Stacey Tappan (Woglinde), Lauren McNeese (Wellgunde), and Renée Tatum (Flosshilde)

The singers won out anyway. Silvestrelli, who sings the giant Fasolt in Das Rheingold, has a voice appropriately copious in all dimensions and as dark as villainy wants to be. As Hagen, he moves around like a soccer player trying to get away with sinister moves, or maybe like a manic tarantula. As Gunther, Hagen’s tool, Gerd Grochowski played well the duller of the brothers, deftly balancing the pose of pridefulness with deliberate “innocence,” his voice a fairly robust and rich dramatic baritone. Melissa Citro portrayed the sister Gutrune amusingly as an ingenuous/disingenuous and not very bright vamp, slinky in her floor-length gowns and pushed-up décolleté and waist-length blonde hair. She sang in a shiny, “silver-plated” sounding soprano voice with a shivery vibrato.

Daveda Karanas, as the fine second Norn, doubled as Waltraute, making the Valkyries’ visit to implore Brünnhilde to give up the Ring as gripping as it must be. The three Rhinemaidens, Stacey Tappan (the delightful Forest Bird in Siegfried), Lauren McNeese, and Renée Tatum, sported about, around, and even on Siegfried seductively and sang their delicious music suavely. Now terrestrial creatures, they are discovered at the opening of Act 3, cleaning up the polluted banks of the Rhine, amid discarded tires and other detritus, collecting yards of plastic bottles into their trash bags. One of them, seizing Siegfried’s rifle, mockingly holds it in front of her as a phallic display.

Deft Directorial Touches

Director Zambello applied some delightful and entertaining touches. When departing from Brünnhilde in Act 1, Siegfried was still wearing his security blanket: the green scarf he inherited from his mother, Sieglinde (he apparently loses it during his fall from grace). At the opening of Act 2, Gutrune and her brother Hagen are discovered on an emperor-size bed watching TV (in the audience’s direction), the screen denoted by a projection of TV snow on the scrim between.

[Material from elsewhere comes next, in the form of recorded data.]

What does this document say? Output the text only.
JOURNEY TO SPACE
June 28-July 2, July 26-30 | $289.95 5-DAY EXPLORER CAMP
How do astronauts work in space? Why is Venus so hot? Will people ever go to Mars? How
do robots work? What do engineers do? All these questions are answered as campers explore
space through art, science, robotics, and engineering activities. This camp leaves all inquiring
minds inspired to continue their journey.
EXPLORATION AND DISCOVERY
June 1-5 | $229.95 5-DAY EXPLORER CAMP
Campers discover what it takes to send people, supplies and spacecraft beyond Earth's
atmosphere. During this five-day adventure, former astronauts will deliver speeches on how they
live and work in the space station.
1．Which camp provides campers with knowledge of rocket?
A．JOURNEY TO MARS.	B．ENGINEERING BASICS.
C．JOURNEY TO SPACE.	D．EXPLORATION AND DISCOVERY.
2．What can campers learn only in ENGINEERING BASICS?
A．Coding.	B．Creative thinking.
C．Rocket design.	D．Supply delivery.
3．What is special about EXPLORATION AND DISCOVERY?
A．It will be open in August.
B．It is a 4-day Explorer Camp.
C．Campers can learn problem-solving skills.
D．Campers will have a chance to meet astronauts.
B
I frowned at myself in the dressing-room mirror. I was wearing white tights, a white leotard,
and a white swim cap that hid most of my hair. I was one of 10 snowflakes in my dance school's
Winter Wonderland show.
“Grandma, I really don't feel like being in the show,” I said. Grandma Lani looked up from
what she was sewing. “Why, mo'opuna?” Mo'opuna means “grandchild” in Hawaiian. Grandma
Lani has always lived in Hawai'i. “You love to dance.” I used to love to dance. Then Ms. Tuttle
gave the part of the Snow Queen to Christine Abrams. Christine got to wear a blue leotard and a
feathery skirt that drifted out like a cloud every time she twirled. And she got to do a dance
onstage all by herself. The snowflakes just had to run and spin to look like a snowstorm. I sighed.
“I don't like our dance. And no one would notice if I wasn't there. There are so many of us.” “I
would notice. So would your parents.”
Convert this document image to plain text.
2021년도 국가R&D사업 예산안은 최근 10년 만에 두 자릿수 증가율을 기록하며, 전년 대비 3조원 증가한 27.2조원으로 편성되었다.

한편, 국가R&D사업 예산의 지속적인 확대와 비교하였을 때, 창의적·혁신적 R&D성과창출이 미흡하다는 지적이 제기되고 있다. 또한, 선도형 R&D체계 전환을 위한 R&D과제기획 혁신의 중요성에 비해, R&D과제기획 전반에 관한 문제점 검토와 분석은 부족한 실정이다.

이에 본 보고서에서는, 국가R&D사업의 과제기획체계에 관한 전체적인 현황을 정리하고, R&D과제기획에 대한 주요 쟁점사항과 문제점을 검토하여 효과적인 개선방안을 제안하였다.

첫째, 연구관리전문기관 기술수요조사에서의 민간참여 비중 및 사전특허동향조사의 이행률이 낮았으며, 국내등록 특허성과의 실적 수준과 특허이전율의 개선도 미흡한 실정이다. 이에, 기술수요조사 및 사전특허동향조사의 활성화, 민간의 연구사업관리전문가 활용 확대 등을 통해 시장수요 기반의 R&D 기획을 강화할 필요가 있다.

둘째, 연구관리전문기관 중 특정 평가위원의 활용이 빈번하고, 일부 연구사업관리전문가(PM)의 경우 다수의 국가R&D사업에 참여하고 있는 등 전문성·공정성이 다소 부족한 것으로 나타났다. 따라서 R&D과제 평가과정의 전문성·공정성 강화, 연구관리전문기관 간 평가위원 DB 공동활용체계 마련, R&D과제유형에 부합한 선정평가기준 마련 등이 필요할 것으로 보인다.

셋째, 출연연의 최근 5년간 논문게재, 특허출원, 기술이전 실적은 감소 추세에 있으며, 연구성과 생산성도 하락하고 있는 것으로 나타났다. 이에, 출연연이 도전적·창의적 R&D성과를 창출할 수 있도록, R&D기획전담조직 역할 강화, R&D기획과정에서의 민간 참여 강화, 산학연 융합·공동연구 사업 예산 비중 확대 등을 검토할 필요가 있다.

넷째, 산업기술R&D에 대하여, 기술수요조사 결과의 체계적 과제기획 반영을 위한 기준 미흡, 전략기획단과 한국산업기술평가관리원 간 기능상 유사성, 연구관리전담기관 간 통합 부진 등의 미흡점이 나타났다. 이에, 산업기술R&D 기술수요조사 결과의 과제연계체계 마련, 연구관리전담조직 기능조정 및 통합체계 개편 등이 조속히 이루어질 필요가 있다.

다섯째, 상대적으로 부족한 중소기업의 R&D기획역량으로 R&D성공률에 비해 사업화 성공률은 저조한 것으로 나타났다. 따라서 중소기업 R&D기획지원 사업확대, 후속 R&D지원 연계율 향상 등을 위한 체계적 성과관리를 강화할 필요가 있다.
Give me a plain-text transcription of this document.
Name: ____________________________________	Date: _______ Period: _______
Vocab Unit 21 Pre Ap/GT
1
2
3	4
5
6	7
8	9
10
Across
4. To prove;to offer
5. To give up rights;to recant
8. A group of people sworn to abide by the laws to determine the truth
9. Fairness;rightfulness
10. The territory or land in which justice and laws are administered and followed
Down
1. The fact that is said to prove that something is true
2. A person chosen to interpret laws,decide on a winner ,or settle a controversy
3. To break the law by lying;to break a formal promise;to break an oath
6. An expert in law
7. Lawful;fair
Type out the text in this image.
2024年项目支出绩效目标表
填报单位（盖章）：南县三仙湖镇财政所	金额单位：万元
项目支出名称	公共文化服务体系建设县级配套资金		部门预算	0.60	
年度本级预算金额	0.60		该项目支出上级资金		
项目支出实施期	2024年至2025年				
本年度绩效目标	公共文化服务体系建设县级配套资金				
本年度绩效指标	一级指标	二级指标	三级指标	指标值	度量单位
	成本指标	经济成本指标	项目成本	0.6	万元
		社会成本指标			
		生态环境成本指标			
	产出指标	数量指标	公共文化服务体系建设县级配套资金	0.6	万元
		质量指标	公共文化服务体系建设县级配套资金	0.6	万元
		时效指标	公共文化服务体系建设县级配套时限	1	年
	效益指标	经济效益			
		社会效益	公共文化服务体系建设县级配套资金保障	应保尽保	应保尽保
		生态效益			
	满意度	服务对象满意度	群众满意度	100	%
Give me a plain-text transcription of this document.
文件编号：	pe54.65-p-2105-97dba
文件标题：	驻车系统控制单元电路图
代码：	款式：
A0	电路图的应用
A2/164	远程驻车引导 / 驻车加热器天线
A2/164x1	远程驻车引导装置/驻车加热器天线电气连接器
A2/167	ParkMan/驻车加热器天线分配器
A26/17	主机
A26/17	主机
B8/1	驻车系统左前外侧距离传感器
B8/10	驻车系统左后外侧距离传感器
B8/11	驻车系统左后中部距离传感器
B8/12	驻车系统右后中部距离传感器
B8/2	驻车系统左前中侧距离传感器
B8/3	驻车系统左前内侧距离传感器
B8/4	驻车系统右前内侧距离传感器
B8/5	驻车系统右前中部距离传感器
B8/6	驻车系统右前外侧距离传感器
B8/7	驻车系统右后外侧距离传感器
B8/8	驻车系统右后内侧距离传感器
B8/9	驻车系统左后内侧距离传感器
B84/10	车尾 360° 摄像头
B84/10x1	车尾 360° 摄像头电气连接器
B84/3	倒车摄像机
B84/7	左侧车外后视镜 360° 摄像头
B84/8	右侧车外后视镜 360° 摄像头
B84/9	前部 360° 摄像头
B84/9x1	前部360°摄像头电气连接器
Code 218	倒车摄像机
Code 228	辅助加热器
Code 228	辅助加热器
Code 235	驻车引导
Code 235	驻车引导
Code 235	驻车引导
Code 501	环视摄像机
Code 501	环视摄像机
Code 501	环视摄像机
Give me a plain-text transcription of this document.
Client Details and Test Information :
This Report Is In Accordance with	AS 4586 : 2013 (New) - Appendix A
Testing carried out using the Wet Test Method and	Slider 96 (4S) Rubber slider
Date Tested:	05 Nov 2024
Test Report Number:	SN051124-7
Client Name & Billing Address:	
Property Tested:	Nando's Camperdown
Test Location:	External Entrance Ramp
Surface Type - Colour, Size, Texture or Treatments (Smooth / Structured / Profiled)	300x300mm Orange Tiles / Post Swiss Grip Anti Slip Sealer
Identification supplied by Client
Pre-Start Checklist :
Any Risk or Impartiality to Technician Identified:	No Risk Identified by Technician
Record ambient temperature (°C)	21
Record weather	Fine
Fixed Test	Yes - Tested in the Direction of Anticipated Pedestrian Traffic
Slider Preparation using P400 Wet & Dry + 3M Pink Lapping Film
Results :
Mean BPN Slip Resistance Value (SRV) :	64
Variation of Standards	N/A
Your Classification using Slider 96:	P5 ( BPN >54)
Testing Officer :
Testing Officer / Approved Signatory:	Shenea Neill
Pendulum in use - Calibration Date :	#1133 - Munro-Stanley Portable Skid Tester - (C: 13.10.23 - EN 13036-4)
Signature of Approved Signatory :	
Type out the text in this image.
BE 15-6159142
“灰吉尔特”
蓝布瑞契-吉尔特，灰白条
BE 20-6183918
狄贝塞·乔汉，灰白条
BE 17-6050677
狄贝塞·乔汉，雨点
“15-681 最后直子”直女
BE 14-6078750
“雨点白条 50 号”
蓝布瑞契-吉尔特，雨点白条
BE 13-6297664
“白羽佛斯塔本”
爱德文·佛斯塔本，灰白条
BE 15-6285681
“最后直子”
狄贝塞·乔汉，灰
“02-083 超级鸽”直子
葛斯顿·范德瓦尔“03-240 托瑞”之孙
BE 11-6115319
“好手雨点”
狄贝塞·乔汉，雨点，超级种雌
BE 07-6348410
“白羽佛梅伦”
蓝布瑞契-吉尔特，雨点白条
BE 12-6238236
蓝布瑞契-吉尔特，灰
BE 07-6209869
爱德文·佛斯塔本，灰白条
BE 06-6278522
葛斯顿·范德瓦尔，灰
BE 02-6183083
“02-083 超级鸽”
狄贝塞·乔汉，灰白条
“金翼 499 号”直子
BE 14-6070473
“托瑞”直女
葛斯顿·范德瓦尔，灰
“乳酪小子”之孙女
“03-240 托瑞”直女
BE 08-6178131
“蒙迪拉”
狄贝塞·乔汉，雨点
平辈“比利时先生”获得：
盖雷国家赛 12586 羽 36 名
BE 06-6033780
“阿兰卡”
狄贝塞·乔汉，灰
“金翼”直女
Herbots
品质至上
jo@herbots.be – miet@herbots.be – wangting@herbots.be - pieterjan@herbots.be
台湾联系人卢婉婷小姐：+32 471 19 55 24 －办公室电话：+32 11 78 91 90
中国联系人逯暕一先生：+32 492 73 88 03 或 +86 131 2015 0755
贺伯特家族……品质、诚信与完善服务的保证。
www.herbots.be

Michaell Yeargan’s post-Corbusier design of the Gibichungs’ living room, entrance, and great hall presents spacious sheets of glass framed in shiny steel with spare “moderne” furnishings in the manner of glossy magazines.

Jan Hartley’s and S. Katy Tucker’s projections, again a major element, merit an award. The flow and billowing of clouds is a recurrent interlude theme. There are the outlines of dark industrial structures, buildings, cracking towers, and the like. Siegfried’s “Rhine Journey” is taken via an overhead filmed depiction in black and white over a grim landscape, the environment ravaged, the bed of the Rhine desiccated. On his return trip to abduct Brünnhilde, accompanied by sinister music, the images are more somber, through narrow rock crevasses and canyons.

The orchestra, under Donald Runnicle’s masterful conducting of this dramatic symphony, deserves full praise. The orchestral melody shapes, structures, characterizes, drives, and carries this epic. It was finely integrated with the stage, making the singers part of the orchestra, which in turn was the acting force, the narrator. While the strings have the most difficult and consuming music, the winds (especially horns and brass) skate on the thinnest of ice: One blooped note, and the drama plunges into cold water. (There were none.) Thanks to the musicians, instrumental as well as vocal, the experience was of a complete work of art.